PER CURIAM.   William Ledford appeals a postjudgment order that denied his motion to modify his sentence due to “new factors.”  In 1993, the trial court sentenced Ledford to an eight-year prison term and a concurrent eight-year probation term on two forgery convictions, Ledford having pleaded guilty to the charges.  On appeal, Ledford relies on two matters he deems new factors:  (1) his health had worsened since sentencing; and (2) the executive branch had hardened its policy on the Intensive Sanctions Program (DIS).  Ledford believes that these matters now make his 1993 sentence excessive.  The trial court made a discretionary decision that we will not overturn absent an improper exercise of discretion.  See State v. Hegwood, 113 Wis.2d 544, 546, 335 N.W.2d 399, 401 (1983).  We reject Ledford’s arguments and therefore affirm the trial court’s postjudgment order. 

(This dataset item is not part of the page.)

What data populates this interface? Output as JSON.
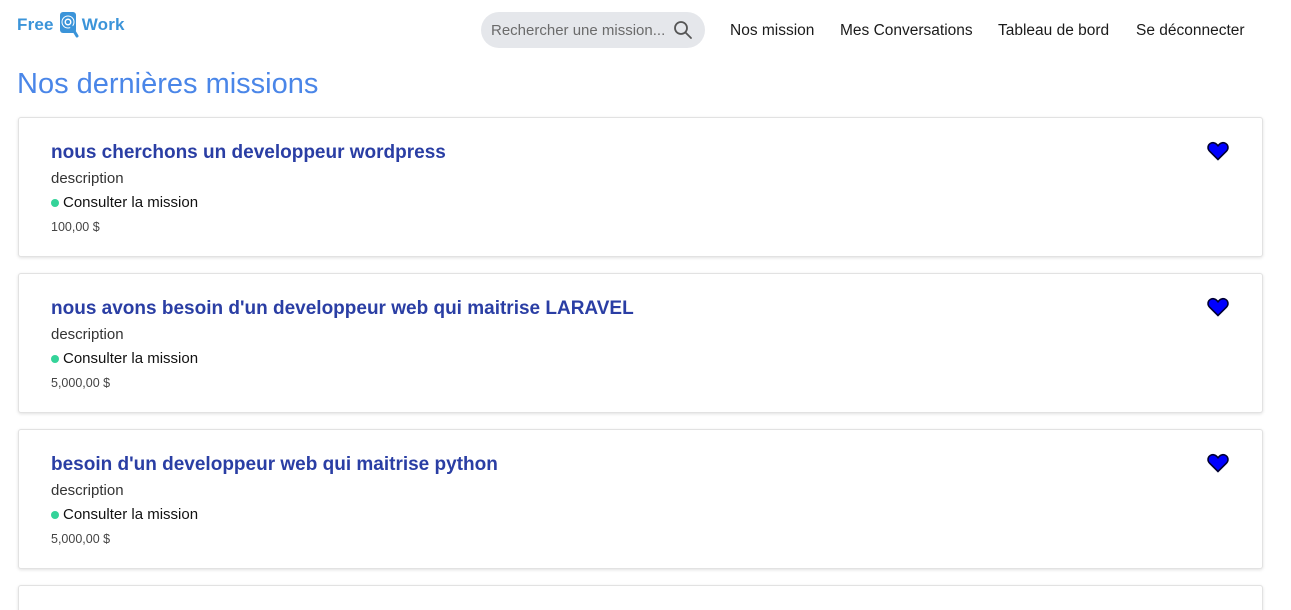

First, Ledford’s health deterioration is not a new factor for purposes of judicial sentence modification.  See State v. Michels, 150 Wis.2d 94, 99-100, 441 N.W.2d 278, 280-81 (Ct. App. 1989).  Rather, it is a matter for sentence administration by the executive branch, relevant to Ledford’s parole eligibility or possibly executive clemency.  Second, we conclude that DIS policy changes by the executive branch do not qualify as new factors unless the trial court had expressly relied on the old executive branch policies at sentencing.  The supreme court reached this conclusion regarding parole policy changes by the executive branch, see State v. Franklin, 148 Wis.2d 1, 14-15, 434 N.W.2d 609, 613-14 (1989), and we see no reason to apply a different rule to executive branch changes in the DIS program.  Here, the record contains no indication that the trial court relied on existing executive branch DIS policies at sentencing, and therefore, any new DIS policies gave Ledford no basis for sentence modification. 

By the Court.—Order affirmed.

This opinion will not be published.  See Rule 809.23(1)(b)5, Stats.